Compared to prior rules-based models, GA4’s DDA offers great advantages to marketers with a relatively simple marketing mix. 

  • Accuracy: By leveraging machine learning, the DDA model provides a more accurate representation of the customer journey than traditional rule-based models. It factors in the complexity and interplay of multiple touchpoints, leading to a more nuanced understanding of what drives conversions.
  • Touchpoint Inclusion: DDA leverages up to 50 touchpoints for any conversion instance, ensuring that maximum touchpoints are considered for attribution. Earlier versions considered only 4.
  • Dynamic Adaptation: The DDA model continually learns and adapts to changes in consumer behavior and market dynamics. This means it remains effective even as marketing campaigns evolve and customer behavior shifts.
  • Optimized Resource Allocation: By accurately assigning conversion credit, the DDA model helps marketers identify the most impactful touchpoints. This information allows for more effective resource allocation, potentially leading to improved ROI.
  • Comparisons: Currently, brands can compare multiple models and their differing allocations across touchpoints.

Disadvantages

While Google’s DDA is a significant improvement over prior models, it is still a small component of a Google-centric platform. Along with many advantages, Google’s DDA is not without shortcomings.

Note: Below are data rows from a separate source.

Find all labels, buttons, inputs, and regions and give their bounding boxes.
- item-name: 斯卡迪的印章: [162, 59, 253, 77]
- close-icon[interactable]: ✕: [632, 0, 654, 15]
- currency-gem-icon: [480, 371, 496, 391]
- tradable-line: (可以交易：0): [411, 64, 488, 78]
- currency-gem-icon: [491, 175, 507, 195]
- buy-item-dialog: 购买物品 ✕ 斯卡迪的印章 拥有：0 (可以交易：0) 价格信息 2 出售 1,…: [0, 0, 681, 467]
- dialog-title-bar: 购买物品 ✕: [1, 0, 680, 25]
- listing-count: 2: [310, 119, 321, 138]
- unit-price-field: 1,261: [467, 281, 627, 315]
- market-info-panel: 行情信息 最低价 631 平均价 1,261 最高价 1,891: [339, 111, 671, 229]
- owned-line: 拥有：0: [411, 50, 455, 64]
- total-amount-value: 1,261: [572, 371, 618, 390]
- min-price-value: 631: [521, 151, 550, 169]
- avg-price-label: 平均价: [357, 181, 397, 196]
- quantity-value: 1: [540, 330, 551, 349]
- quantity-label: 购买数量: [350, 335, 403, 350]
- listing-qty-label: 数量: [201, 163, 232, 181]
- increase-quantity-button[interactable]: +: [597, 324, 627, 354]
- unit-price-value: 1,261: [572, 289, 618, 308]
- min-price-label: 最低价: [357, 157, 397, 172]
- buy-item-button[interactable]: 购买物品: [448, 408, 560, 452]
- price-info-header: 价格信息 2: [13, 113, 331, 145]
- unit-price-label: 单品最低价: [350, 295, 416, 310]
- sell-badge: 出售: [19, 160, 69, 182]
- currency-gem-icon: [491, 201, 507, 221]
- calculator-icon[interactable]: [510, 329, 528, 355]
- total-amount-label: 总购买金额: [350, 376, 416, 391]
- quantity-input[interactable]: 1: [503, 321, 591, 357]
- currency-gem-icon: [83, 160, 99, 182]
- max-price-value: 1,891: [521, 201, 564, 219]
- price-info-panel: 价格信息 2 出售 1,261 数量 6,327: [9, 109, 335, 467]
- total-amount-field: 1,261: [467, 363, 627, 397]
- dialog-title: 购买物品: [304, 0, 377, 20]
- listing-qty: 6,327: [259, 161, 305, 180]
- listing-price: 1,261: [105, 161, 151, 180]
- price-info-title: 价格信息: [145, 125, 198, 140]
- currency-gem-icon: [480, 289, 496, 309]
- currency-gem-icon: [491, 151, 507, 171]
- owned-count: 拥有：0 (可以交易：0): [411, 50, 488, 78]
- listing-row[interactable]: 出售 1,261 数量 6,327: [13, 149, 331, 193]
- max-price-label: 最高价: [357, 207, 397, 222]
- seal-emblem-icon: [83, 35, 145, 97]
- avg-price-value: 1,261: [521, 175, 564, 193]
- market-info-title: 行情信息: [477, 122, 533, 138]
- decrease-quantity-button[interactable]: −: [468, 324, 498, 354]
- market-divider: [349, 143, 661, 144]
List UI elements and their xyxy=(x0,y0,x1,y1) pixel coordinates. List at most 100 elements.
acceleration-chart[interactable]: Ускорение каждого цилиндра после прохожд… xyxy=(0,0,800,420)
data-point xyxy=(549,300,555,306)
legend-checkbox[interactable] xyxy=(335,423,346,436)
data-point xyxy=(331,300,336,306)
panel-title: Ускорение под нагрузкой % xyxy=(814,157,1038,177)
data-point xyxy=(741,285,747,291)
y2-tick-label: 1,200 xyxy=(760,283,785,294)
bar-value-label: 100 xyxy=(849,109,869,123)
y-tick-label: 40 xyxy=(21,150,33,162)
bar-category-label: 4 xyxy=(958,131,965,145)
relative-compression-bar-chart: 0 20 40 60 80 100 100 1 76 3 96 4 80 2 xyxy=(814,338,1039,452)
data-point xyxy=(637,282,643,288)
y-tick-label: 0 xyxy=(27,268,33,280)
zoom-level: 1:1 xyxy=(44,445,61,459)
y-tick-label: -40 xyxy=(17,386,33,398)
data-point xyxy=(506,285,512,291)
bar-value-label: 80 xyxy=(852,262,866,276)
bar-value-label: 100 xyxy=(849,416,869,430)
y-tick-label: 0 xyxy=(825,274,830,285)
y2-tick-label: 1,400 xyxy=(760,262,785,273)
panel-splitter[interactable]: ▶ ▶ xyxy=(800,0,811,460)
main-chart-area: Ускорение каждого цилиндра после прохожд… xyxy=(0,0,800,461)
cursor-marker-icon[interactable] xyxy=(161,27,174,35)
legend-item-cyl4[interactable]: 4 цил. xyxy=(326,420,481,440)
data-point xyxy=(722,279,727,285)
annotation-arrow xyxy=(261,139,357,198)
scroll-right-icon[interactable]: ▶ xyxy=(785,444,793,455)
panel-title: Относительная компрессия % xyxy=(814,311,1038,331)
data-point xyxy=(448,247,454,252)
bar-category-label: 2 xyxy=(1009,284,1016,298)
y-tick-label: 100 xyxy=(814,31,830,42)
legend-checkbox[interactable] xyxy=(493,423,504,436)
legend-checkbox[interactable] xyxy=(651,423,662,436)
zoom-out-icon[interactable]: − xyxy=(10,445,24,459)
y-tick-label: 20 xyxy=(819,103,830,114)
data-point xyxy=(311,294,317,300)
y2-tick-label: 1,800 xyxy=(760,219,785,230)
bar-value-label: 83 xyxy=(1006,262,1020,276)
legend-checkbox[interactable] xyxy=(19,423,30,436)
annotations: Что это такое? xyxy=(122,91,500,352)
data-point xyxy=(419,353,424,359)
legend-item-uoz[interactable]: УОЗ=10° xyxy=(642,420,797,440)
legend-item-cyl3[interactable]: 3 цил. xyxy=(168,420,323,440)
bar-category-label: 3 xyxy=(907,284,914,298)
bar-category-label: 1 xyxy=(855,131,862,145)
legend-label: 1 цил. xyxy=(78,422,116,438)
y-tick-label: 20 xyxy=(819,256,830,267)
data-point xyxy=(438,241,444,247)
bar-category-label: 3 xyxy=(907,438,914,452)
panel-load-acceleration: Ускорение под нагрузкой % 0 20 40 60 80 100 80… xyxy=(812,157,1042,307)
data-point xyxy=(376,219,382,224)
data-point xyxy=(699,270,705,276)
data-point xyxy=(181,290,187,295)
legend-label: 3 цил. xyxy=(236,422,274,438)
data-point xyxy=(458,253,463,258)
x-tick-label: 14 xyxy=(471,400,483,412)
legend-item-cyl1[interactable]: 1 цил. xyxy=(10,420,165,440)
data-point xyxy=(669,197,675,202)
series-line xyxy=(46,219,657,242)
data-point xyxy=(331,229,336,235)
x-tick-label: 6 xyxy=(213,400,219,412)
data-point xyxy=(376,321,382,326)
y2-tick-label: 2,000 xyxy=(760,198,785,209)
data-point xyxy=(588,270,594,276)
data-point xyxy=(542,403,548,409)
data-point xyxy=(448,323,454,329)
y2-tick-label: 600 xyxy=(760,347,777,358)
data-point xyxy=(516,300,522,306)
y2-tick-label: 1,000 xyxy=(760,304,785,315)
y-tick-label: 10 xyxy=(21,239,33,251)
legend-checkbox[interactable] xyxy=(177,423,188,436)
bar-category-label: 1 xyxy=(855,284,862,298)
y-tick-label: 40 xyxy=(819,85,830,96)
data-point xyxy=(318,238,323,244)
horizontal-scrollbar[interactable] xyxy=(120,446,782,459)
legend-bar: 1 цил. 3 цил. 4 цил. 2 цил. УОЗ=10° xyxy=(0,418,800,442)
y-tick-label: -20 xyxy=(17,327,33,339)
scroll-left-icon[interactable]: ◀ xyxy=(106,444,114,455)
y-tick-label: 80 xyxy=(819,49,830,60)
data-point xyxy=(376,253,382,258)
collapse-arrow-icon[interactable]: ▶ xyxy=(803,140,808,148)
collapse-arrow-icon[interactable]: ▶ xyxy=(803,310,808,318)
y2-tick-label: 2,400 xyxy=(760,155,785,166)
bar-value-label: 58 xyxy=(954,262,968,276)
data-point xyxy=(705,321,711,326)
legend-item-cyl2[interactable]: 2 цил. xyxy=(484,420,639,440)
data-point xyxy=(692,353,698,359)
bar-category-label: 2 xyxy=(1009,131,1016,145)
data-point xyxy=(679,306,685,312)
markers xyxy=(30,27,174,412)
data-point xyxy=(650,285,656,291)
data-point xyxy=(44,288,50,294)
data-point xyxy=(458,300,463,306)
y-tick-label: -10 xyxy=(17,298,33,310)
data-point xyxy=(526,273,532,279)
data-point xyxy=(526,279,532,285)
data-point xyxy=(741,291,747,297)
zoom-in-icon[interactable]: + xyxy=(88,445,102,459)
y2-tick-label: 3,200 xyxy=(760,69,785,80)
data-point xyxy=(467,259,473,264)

  • Data Requirements: The DDA model requires a significant amount of data to function effectively. Smaller businesses or those with low traffic volumes may struggle to meet these data requirements, limiting the model’s usefulness.
  • Complexity: The DDA model’s algorithmic nature makes it more complex than traditional rule-based models. This can make it difficult for some users to understand and interpret the results. For example, multiple reports reveal attribution in different ways, creating interpretation challenges. Additionally, GA4 uses different dimensions for traffic sources (e.g, First User Source, Session Source, Source).  Each dimension provides different results for brand data.
  • Limited to Google Ecosystem: While the DDA model does an excellent job of attributing credit within the Google ecosystem, it may not fully account for interactions on other platforms or offline touchpoints. This could potentially lead to an incomplete understanding of the customer journey.
  • Black Box Modeling: DDA’s opaque system of attribution does not expose how calculations operate in a given conversion journey. As a result, marketers cannot identify how clicks and interactions are calculated to measure impact. 
  • Aggregate/Sampled Data: GA4 uses data sampling and machine learning to better connect touchpoints to conversions. Moreover, data is most often provided in aggregate, making it difficult to extract specific journey information for analysis. 

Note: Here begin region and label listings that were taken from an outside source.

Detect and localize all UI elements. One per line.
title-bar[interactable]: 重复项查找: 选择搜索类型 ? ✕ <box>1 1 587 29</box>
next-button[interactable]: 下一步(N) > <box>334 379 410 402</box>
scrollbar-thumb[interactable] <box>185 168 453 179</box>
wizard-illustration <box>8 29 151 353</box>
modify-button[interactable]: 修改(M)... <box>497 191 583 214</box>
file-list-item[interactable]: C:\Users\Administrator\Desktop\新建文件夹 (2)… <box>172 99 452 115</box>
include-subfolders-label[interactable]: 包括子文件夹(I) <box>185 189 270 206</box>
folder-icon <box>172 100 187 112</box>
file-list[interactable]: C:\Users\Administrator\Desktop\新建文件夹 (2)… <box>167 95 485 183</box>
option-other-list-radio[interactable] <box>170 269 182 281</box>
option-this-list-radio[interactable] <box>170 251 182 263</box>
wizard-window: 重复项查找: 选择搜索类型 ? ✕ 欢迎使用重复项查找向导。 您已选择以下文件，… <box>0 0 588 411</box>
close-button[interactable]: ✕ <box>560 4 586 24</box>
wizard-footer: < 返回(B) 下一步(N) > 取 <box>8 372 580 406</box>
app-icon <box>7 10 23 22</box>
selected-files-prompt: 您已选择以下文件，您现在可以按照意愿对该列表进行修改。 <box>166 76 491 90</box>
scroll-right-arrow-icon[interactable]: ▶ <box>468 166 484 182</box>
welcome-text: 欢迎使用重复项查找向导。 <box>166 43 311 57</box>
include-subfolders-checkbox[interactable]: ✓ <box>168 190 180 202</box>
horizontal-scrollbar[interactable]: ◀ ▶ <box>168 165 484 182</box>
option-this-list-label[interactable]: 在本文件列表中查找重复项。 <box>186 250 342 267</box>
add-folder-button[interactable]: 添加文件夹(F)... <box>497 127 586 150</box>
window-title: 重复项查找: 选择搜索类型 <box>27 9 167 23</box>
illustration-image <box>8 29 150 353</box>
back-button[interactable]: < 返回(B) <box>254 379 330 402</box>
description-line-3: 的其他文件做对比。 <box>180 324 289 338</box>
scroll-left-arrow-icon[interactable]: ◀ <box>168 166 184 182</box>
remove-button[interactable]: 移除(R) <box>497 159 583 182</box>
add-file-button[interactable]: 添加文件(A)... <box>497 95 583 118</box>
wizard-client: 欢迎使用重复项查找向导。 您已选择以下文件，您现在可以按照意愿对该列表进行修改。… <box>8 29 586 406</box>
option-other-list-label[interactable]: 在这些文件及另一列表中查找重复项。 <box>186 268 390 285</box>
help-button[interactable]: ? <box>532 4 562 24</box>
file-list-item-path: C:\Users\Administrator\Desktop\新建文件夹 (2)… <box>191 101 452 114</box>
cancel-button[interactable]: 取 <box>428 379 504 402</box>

While the advantages of GA4’s DDA are tempered by the drawbacks, today’s marketers no longer need to depend on Google or channel partners for attribution clarity. Arcalea’s Galileo is a full-funnel omni path attribution platform that multiplies insights and revenue.

Conclusion

In an era where customers interact with businesses through a variety of touchpoints, the importance of a sophisticated and accurate attribution model cannot be overstated. Google Analytics’ Data-Driven Attribution model offers a potent solution, leveraging machine learning to provide a more holistic and nuanced understanding of the customer journey.

However, like all tools, it has its limitations. It’s essential for businesses to understand these limitations and consider them in the context of their unique needs and circumstances. Brands with sophisticated marketing mixes or with the need to activate data across platforms should consider full-path, transparent multi-touch (MTA) solutions.